In order to qualify as a Type A trust, the trust must be set up in terms of Section 6B (1) of the Income Tax Act, and the beneficiary must qualify as a special person in that they must have a disability that limits their ability to function or perform daily activities, and the disability must be permanent in nature. If set up correctly, such a trust will enjoy tax rates applicable to natural persons ranging from 18% to 45%. In addition, the annual CGT exclusion of R40 000 is available to this trust, as well as the primary residence exclusion of R2 million of the capital gain on disposal for CGT purposes.
Another mechanism that can be used to give effect to your succession goals is donations, although it is important to keep in mind that Sars makes provision for a Donations Tax threshold of R100 000 below which no Donations Tax is payable. Thereafter, tax is calculated at a flat rate of 20% on the value of the donation up to R30 million, and at a rate of 25% on donations over and above R30 million.
Estate planners can therefore effectively use their annual R100 000 threshold to move assets into a trust during their lifetime so as to reduce their estate duty liability, although it is important to fully understand the effects of moving assets into a trust in terms of loss of control. Donations between spouses are not subject to tax, as are bona fide contributions made towards the maintenance of a person, and donations towards any sphere of government or registered political party.
When it comes to transferring assets in line with your philanthropic or charitable goals, Section 18A of the Income Tax Act makes provision to donate up to 10% of your taxable income towards a registered Public Benefit Organisation. So, if your intention is to transfer some of your wealth to your favourite charity or organisation during your lifetime, you are able to do so in a tax-efficient manner provided that you are in possession of a Section 18A certificate granted by the Tax Exemption Unit office of Sars.
If you have a large portion of your accumulated wealth invested in your business, then it is important to consider what will happen to your business interests in the event of your death. It is likely that you intend for the value of your business interests to provide your spouse and/or children with a source of income in the event of your passing. To ensure that the surviving shareholders are in a financial position to purchase your interests should you pass, you may want to consider taking out business assurance as a method of funding such a buy-out.
Buy-and-sell insurance entails taking out life cover on each shareholder’s life based on the value of the company and in proportion to their shareholding. If correctly structured and supported by a business assurance agreement, the proceeds of a business assurance policy will not attract estate duty in the deceased’s estate and, having said that, it is always advisable to have one’s business assurance structured by an expert in this field.

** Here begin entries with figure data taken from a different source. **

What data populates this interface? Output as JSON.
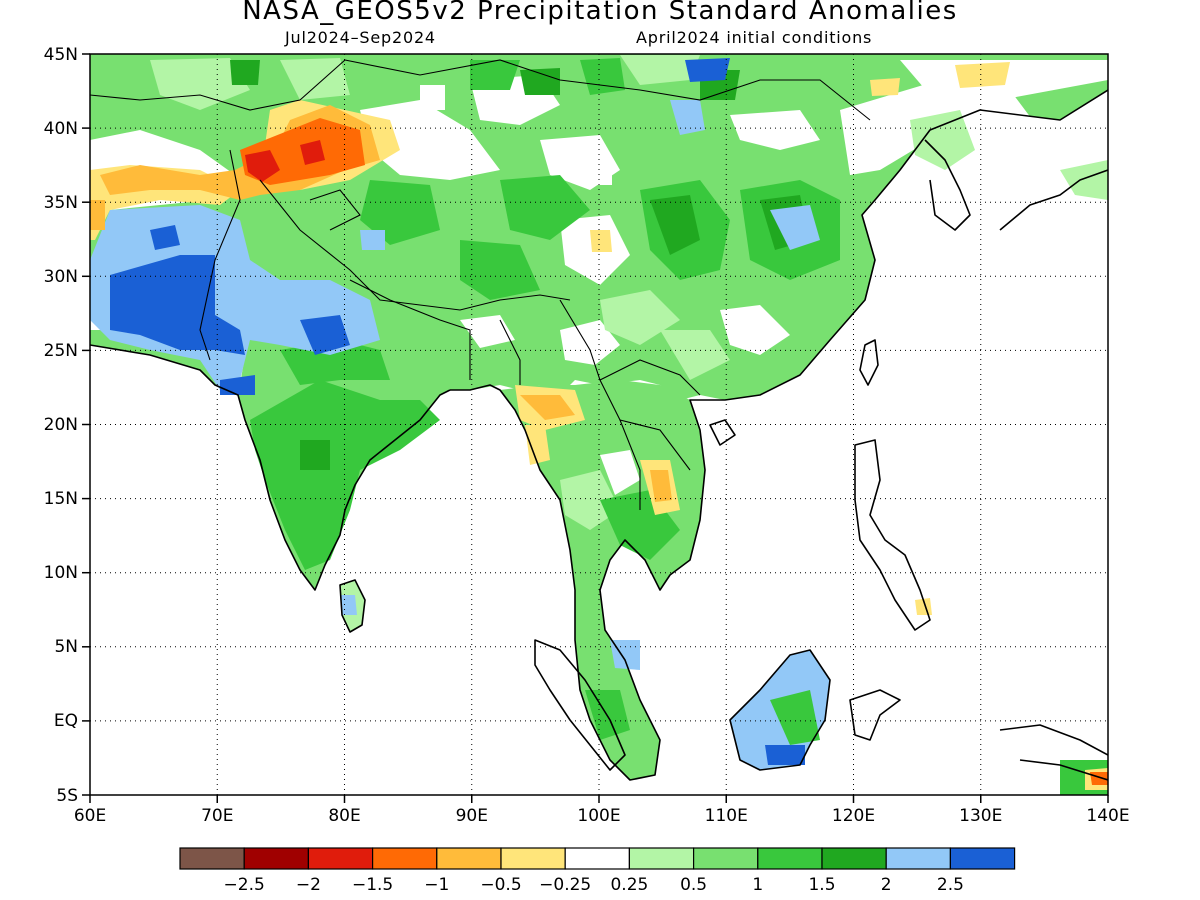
{
  "title": "NASA_GEOS5v2 Precipitation Standard Anomalies",
  "period": "Jul2024–Sep2024",
  "initial_conditions": "April2024 initial conditions",
  "map": {
    "lon_range": [
      60,
      140
    ],
    "lat_range": [
      -5,
      45
    ],
    "lon_ticks": [
      "60E",
      "70E",
      "80E",
      "90E",
      "100E",
      "110E",
      "120E",
      "130E",
      "140E"
    ],
    "lat_ticks": [
      "45N",
      "40N",
      "35N",
      "30N",
      "25N",
      "20N",
      "15N",
      "10N",
      "5N",
      "EQ",
      "5S"
    ],
    "grid": "dotted"
  },
  "colorbar": {
    "labels": [
      "−2.5",
      "−2",
      "−1.5",
      "−1",
      "−0.5",
      "−0.25",
      "0.25",
      "0.5",
      "1",
      "1.5",
      "2",
      "2.5"
    ],
    "colors": [
      "#7d5548",
      "#a00000",
      "#e01c0c",
      "#ff6a05",
      "#ffbb3a",
      "#ffe57a",
      "#ffffff",
      "#b3f5a6",
      "#78e070",
      "#39c83d",
      "#20a820",
      "#92c8f7",
      "#1a60d5"
    ]
  },
  "palette": {
    "ocean": "#ffffff",
    "land_base": "#78e070",
    "coast": "#000000"
  },
  "regions": [
    {
      "name": "base-green-asia",
      "color": "#78e070"
    },
    {
      "name": "india-green",
      "color": "#39c83d"
    },
    {
      "name": "pakistan-blue",
      "color": "#1a60d5"
    },
    {
      "name": "pakistan-lightblue",
      "color": "#92c8f7"
    },
    {
      "name": "tibet-orange",
      "color": "#ff6a05"
    },
    {
      "name": "tibet-red",
      "color": "#e01c0c"
    },
    {
      "name": "afghan-yellow",
      "color": "#ffe57a"
    },
    {
      "name": "afghan-orange",
      "color": "#ffbb3a"
    },
    {
      "name": "china-darkgreen",
      "color": "#20a820"
    },
    {
      "name": "china-lightblue",
      "color": "#92c8f7"
    },
    {
      "name": "tibet-white",
      "color": "#ffffff"
    },
    {
      "name": "myanmar-orange",
      "color": "#ffbb3a"
    },
    {
      "name": "borneo-lightblue",
      "color": "#92c8f7"
    },
    {
      "name": "mongolia-blue",
      "color": "#1a60d5"
    }
  ]
}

Another mechanism for ensuring effective succession planning is by nominating beneficiaries to your life policy or living annuity. If you wish to provide capital to your spouse and/or children in the event of your death, taking out life cover is an effective method of achieving this. Remember, however, that the proceeds of a life policy where a beneficiary has been nominated, subject to a few exceptions, will be considered deemed property in your deceased estate and will be subject to estate duty which must be taken into account when determining the correct quantum of cover you require.
On the other hand, beneficiary nomination on a living annuity allows you to ensure the succession of invested capital to your spouse or child, with the added benefit that the value of the living annuity does not form part of the estate when it comes to calculating estate duty. Nominating your loved ones as beneficiaries to your living annuity also gives them almost immediate access to capital without it having to go through the estate administration process and possible delays.

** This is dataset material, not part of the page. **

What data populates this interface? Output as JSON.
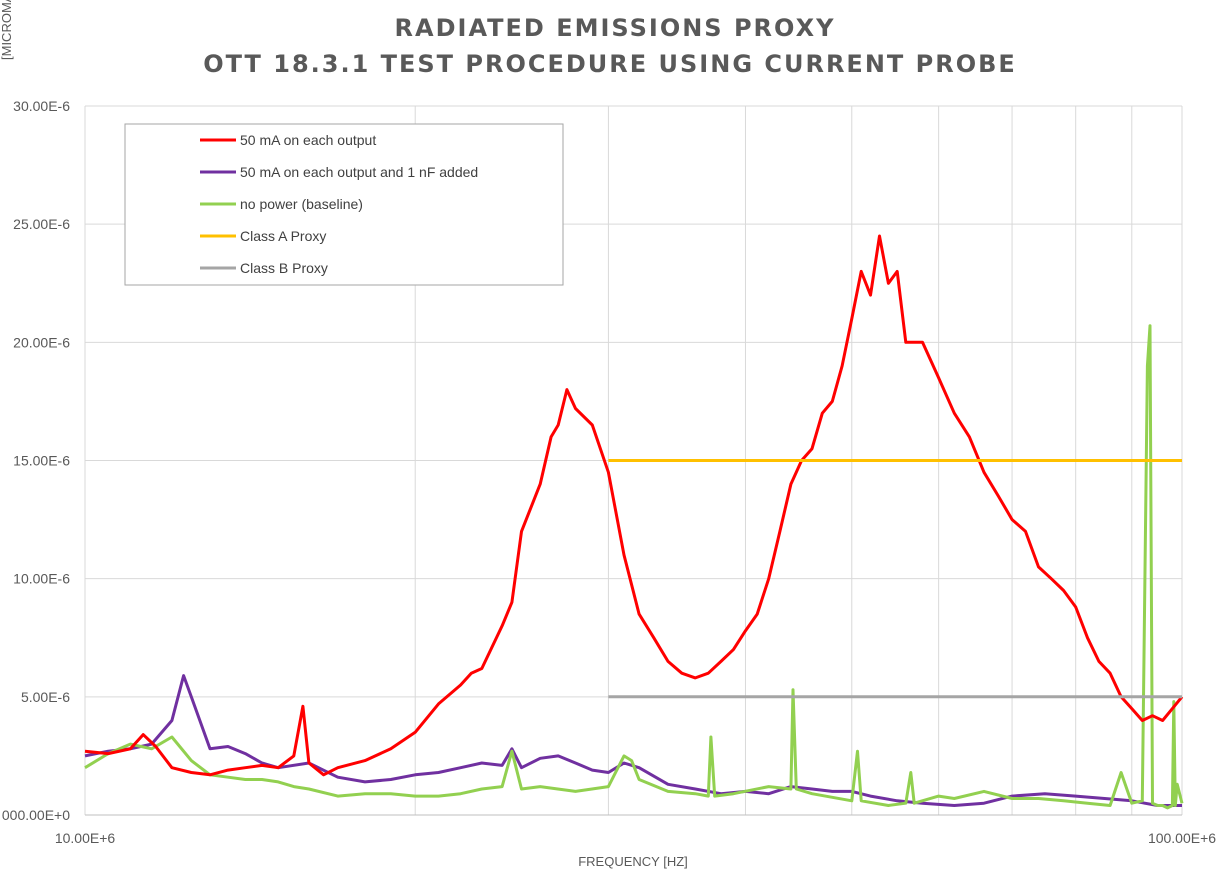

From an estate planning perspective, retirement annuities are advantageous in that they are tax-efficient both during your lifetime and on your death. Your contributions towards your retirement annuity are tax-deductible, and any growth on the value of your fund is tax-free. In addition, retirement annuities fall outside of your deceased estate and are not subject to estate duty.
That said, the impact of Section 37C of the Pension Funds Act – which regulates the distribution of retirement fund benefits on the death of a member – must be understood in the context of your plans for succession. In the event of your death, it is the retirement fund trustees who are responsible for determining how your retirement funds will be distributed after a process of establishing who your financial dependants are. This means that, while you are able to nominate a beneficiary on your retirement fund, this nomination is merely taken under consideration by the trustees when making a determination as to the distribution of the funds. Based on their investigations and findings, the retirement fund trustees will make a determination and allocation in respect of the fund distributions, and this may not necessarily be in line with your intentions.